Enam Suresi: 130-) (Allah) “Ey cin ve insan topluluğu! İçinizden size ayetlerimi anlatan ve bugününüze kavuşacağınız hususunda sizi uyaran peygamberler gelmedi mi?” deyince onlar: “Kendi aleyhimize şahidiz” derler. Dünya hayatı onları aldattı ve kendilerinin kâfir olduklarına şahitlik ettiler.
Bu ayette görülen o ki dünya da yalnız değiliz. Bizimle birlikte Cinler de var. Onlar da bizim gibi yaratılmış mahluklar olup sorumlu tutulmuş varlıklardır. Hz. Adem (a.s) başta olmak üzere insanlığın yaratılışından itibaren her kavme insanlardan peygamber gelmiştir. Cinler de bu peygamberlere tabi olmuşlardır. Cinlerden peygamber gelmemiştir. İşte o peygamberler insanlara yol gösterici eğitmen rolünü de üstlenmişlerdir. Görevleri Allah’ın emir ve yasaklarını kullarına aktarmak olmuştur.
İnsanoğlunun, imanla inkâr arasında nihaî bir tercih yapmakla karşı karşıya bulunduğu, fakat aklının, bilgisinin, bütün beşerî imkânlarının doğruyu bulmakta yetersiz kaldığı kaderinin en kritik anında, Allah’ın engin rahmetinin eseri olarak gönderdiği peygamberler, ebedî kurtuluşlarını düşünen insanlar için nihaî bir fırsattır.
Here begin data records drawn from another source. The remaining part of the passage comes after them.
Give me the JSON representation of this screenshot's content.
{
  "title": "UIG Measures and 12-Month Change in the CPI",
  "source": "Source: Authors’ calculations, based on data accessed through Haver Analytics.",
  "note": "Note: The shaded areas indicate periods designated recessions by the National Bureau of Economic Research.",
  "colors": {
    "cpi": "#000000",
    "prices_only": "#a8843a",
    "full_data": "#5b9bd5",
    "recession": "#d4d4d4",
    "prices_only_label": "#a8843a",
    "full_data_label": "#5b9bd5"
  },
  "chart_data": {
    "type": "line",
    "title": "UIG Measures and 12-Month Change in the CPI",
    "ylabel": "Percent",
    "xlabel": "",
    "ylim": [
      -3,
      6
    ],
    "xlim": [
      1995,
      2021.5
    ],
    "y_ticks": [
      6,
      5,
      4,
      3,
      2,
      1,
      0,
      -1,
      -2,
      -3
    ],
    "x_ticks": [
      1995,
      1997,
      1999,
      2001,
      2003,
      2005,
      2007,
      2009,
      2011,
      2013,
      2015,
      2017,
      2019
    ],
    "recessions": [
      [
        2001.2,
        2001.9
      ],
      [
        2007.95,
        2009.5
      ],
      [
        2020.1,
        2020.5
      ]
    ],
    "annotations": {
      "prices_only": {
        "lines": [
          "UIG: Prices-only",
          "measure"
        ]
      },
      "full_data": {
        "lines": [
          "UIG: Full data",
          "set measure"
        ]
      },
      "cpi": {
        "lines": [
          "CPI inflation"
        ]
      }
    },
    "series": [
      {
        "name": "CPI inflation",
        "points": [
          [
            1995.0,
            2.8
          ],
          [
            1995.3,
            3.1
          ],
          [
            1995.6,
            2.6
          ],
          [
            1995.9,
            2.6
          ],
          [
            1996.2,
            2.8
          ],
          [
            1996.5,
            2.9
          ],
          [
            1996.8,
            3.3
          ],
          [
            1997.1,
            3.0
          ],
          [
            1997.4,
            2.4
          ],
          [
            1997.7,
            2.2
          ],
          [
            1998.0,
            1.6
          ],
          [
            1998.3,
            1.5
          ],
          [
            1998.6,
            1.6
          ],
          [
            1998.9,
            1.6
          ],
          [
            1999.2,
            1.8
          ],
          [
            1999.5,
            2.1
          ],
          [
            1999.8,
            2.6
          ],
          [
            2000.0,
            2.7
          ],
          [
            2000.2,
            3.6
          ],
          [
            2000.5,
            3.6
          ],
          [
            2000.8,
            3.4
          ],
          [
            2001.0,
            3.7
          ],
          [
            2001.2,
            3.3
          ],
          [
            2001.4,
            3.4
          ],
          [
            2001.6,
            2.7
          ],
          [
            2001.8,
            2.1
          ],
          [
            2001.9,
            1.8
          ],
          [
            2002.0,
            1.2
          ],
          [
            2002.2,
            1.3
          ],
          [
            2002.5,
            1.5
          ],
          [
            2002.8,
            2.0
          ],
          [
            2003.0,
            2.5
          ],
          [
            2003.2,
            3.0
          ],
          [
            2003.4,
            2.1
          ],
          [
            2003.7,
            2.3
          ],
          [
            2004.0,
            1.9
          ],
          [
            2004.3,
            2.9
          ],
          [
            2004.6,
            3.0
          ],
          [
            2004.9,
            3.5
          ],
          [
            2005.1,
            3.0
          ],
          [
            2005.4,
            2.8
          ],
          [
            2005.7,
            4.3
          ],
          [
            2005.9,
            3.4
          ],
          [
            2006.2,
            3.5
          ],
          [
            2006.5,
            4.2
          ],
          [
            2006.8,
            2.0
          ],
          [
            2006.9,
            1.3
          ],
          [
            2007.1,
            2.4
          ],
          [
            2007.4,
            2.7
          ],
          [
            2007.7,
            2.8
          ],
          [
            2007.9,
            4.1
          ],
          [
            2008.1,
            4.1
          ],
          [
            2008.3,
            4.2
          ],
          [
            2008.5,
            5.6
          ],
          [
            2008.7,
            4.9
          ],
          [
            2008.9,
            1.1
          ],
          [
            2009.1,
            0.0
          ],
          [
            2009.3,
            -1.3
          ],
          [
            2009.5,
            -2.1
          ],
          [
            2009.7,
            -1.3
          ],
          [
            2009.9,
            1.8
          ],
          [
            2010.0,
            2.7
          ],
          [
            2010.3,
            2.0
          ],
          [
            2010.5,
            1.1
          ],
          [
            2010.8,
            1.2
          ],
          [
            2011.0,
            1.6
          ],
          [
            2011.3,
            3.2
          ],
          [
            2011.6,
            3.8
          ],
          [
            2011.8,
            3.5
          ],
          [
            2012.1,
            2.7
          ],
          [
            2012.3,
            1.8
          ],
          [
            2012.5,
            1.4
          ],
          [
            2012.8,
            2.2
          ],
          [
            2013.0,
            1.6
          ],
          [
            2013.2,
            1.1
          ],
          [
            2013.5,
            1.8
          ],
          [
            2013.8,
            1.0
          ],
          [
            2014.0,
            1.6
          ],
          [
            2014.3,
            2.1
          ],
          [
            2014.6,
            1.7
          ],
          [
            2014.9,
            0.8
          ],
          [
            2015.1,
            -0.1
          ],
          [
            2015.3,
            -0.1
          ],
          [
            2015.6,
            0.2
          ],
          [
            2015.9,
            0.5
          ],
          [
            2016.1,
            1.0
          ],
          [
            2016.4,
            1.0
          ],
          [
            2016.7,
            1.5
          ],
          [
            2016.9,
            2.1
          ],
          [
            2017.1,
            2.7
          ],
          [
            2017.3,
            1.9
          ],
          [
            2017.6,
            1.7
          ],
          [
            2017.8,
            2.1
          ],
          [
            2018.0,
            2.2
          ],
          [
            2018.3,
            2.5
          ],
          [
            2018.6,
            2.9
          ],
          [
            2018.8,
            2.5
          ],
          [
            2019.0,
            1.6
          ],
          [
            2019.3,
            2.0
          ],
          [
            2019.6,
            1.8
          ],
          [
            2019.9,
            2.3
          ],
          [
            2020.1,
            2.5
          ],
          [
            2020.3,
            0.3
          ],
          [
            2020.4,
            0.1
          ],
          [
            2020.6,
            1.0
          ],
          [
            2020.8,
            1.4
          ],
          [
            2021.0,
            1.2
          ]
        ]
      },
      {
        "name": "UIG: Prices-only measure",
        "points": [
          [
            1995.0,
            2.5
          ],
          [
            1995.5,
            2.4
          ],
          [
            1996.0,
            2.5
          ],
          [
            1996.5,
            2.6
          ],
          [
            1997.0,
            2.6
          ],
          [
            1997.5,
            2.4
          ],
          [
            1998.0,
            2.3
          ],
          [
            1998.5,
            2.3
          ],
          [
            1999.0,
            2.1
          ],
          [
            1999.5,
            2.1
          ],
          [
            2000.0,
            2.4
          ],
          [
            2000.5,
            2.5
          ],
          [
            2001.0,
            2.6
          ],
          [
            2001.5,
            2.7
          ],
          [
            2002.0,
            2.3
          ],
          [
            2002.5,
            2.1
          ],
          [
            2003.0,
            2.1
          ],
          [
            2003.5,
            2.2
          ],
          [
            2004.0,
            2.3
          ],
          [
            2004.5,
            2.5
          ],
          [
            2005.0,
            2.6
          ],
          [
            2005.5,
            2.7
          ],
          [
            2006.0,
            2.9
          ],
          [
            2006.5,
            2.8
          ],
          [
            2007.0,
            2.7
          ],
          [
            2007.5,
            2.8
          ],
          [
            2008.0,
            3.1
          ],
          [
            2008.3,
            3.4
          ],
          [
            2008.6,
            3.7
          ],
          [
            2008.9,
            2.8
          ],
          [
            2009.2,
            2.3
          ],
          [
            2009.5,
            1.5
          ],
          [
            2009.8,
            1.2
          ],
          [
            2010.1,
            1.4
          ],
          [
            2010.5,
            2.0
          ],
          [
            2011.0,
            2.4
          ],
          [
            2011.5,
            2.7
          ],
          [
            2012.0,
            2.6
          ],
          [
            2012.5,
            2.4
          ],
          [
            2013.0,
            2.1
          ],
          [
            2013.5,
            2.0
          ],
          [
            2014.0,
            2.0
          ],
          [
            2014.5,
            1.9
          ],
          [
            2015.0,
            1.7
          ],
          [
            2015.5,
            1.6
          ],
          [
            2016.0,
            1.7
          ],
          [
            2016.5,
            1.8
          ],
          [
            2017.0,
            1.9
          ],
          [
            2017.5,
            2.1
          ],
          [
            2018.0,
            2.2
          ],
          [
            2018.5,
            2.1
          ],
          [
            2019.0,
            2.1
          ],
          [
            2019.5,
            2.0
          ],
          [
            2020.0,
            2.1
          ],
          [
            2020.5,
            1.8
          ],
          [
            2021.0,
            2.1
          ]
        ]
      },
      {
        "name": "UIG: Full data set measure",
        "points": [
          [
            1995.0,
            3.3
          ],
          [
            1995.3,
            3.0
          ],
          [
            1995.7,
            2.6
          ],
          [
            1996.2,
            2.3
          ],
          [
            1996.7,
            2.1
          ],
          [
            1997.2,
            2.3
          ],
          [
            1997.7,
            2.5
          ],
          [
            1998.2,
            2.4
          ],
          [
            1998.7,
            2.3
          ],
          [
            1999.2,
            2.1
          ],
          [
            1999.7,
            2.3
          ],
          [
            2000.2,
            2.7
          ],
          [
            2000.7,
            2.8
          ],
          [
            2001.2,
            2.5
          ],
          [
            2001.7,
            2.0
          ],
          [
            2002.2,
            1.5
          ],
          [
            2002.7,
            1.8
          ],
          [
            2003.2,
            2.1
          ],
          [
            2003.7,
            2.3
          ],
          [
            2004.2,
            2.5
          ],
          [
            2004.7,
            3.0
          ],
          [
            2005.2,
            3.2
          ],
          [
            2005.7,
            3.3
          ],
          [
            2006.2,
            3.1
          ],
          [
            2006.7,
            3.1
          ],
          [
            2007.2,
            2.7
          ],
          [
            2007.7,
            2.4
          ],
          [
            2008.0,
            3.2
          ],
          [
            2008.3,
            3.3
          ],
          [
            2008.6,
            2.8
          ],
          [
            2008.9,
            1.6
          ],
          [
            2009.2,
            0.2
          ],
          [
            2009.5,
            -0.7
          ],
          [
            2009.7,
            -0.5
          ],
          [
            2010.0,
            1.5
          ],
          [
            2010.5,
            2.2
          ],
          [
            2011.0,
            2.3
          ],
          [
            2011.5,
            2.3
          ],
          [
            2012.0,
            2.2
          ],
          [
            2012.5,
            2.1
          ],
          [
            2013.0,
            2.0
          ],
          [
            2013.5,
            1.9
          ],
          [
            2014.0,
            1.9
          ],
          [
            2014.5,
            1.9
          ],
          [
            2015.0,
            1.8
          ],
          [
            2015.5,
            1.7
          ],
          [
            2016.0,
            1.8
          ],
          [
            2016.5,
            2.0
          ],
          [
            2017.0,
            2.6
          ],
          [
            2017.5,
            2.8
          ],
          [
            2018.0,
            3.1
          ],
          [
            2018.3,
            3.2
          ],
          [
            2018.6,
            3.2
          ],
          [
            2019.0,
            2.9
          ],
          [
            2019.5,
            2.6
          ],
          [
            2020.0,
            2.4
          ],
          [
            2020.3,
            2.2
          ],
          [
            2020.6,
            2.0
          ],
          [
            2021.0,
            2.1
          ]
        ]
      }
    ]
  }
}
Âyette, “İçinizden size âyetlerimi anlatan ve bugünle (mahşer günüyle) karşılaşacağınıza dair sizi uyaran peygamberler gelmedi mi?” şeklindeki bir soru ifadesiyle bu büyük fırsatı kaçırmış olanların yaptıkları korkunç hataya dikkat çekilmekte, bir bakıma insanlar, böyle bir soru ve suçlamayla karşılaşmadan önce uyarılmaktadır.
Zira dünyanın aldatıcı zevklerine, çıkar kaygısı veya benlik davası gibi yıkıcı duygulara kapılarak peygamberlerin tebliğlerini hiçe sayan veya onları etkisiz kılmaya çalışan ve bu suretle hüsranı tercih edenlerin, mahşerde bu kaçınılmaz soruyla karşı karşıya kalınca kâfir olduklarına dair kendi aleyhlerine şahitlik etmekten başka çareleri kalmayacaktır.
Rabbim bu kötü akıbetten hepimizi korusun. Amin.